New York Decriminalization Bill

[Note: I am not a lawyer, law student, or legal scholar.]

A new bill aimed at the decriminalization of Sex Work in the state of New York was recently introduced in the New York State Senate.  This bill (S6419) has been met with excitement by the Consensual Transactional Sex community.  This excitement is to be expected, but what does this bill actually say and is there any chance of it ever becoming law?

Legalization or Decriminalization?

So what does this law do?  News articles and online posts have used the terms “legalization” and “decriminalization” to describe the proposed legislation.  These two terms are not really interchangeable.  So which does S6419 do?

This bill expressly DECRIMINALIZES consensual Sex Work.

That is hugely important.  Legalization is NOT the best solution for our community.  Legalization is what they have in Nevada.  And that state places a lot of restrictions on Sex Work.  The New York bill will eliminate nearly all criminal law related to compensated sexual acts between consenting adults.  This is freedom for Sex Workers and Clients.

This law does not create restrictions on prostitution.  This is a significant departure from other laws that have been proposed or enacted in other countries.  Those laws, such as the so called “Nordic model” of laws, do not actually decriminalized consensual sex acts, but impose new types of restrictions on Sex Work that do not serve Sex Workers, Clients, or society.

What Is Still Illegal?

Under the proposed law most prostitution offenses are eliminated from the law.  But not all.  And that is GOOD NEWS.  Why?

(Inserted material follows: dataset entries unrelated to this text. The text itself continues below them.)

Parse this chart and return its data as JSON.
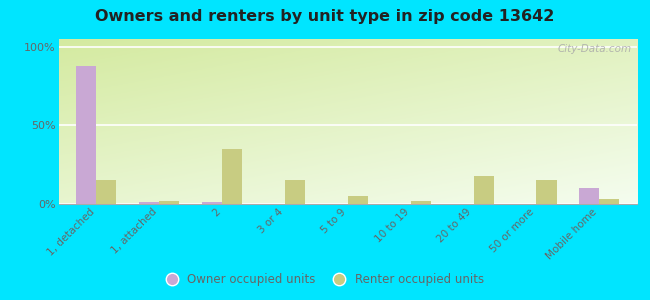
{
  "title": "Owners and renters by unit type in zip code 13642",
  "categories": [
    "1, detached",
    "1, attached",
    "2",
    "3 or 4",
    "5 to 9",
    "10 to 19",
    "20 to 49",
    "50 or more",
    "Mobile home"
  ],
  "owner_values": [
    88,
    1,
    1,
    0,
    0,
    0,
    0,
    0,
    10
  ],
  "renter_values": [
    15,
    2,
    35,
    15,
    5,
    2,
    18,
    15,
    3
  ],
  "owner_color": "#c9a8d4",
  "renter_color": "#c8cc82",
  "outer_background": "#00e5ff",
  "yticks": [
    0,
    50,
    100
  ],
  "ylabels": [
    "0%",
    "50%",
    "100%"
  ],
  "ylim": [
    0,
    105
  ],
  "watermark": "City-Data.com",
  "legend_owner": "Owner occupied units",
  "legend_renter": "Renter occupied units",
  "bg_colors": [
    "#c8dea0",
    "#f0f8e8"
  ],
  "title_color": "#222222",
  "tick_color": "#666666",
  "bar_width": 0.32
}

Because this new law makes a clear distinction between CONSENSUAL Transactional Sex and Non-consensual sex.  It also continues to directly provide legal protection for minors by making sure that the exploitation of children is illegal.  It also makes a clear distinction between Sex Work and sex trafficking.  Sex Work is legal, sex trafficking remains a crime.

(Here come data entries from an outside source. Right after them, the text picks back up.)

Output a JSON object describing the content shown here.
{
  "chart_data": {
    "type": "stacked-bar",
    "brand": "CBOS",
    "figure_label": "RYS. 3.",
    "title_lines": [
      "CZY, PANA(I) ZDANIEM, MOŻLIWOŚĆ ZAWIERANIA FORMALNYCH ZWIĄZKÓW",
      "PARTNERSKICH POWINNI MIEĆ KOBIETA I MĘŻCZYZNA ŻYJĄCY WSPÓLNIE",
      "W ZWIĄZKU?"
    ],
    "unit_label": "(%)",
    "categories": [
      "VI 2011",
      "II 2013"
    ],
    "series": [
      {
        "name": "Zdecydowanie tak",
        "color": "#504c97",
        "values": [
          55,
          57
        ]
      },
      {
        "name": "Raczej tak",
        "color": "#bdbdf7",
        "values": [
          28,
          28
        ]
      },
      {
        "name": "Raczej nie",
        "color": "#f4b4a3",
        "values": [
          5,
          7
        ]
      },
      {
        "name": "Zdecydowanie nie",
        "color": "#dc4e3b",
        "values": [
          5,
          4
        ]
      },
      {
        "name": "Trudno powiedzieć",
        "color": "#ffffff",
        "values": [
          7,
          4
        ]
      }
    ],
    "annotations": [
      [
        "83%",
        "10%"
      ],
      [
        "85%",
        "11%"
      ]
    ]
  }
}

What will this do?  It will make it possible for Sex Workers to be free, while actually giving more resources to Law Enforcement to pursue the true criminals.

It also will make it much easier for victims of trafficking, abuse, violence, forced prostitution, and coercion to report these crimes to the police and get free of it.  This will give freedom to those in the sex trade who have been forced into it against their will.

Another significant thing that remains illegal is participating in prostitution within a school zone.  I think we can all get behind the idea that Sex Workers shouldn’t be seeing clients on school property.

Increased Safety

S6419 acknowledges that Sex Workers need protections.  This law provides the ability for Sex Workers (and Clients) to report crimes committed against them without any fear of prosecution.

It will actually protect a Sex Workers ability to work within the sex trade, and their ability to get out of Sex Work without a legal penalty.

A Clean Slate

A very important aspect of this proposed law is that it will give many Sex Workers (and their Clients) a chance at a clean slate.  A legal “do-over” if you will.  Because this law makes provision for the voiding of past convictions related to prostitution.  The law makes specific provisions for clearing criminal records related to past crimes that will no longer be illegal.  This means that any Sex Worker who has a record for basic prostitution offenses in New York State (and certain related offenses) can have them expunged from their records.

This is a great provision.  Not only does it help those who wish to be Sex Workers, but it also helps those who want out of the business.

It will help prevent discrimination in hiring for more “traditional” employment, since there would be no criminal record involved anymore.  It will help with securing housing.  It will also help to prevent landlords from evicting tenants who are Sex Workers or employers from firing people who are Sex Workers.  This is wonderful.

The Bad News

Unfortunately, there is one big piece of bad news.

Chances are, this law is not going to actually pass any time soon.  The New York State Legislature is set to adjourn soon and will probably not vote on this bill.  It is also unclear if there is enough legislative support to get it passed.  The Governor has also not commented in any way about his willingness or unwillingness to sign such a bill into law.

But, that doesn’t mean it’s dead.  It means there is a chance to lobby for this legislation.

New York, especially New York City, has a very large number of Sex Workers, Clients, and advocates.  Now is the time for them to aggressively lobby for the passage of this legislation.  Because if they can get it passed in New York, there is a significant chance to get similar laws passed in many other states.  Especially the “liberal” states.  Sure, there is no way that places like Alabama, Missouri, or other “conservative” states will passs bills like this.  But California?  Maybe.  And others could follow suite.

It may just be possible that freedom for Sex Workers is on the horizon.  It may still take a little while to get there, but this proposed law makes it clear that the journey has truly begun.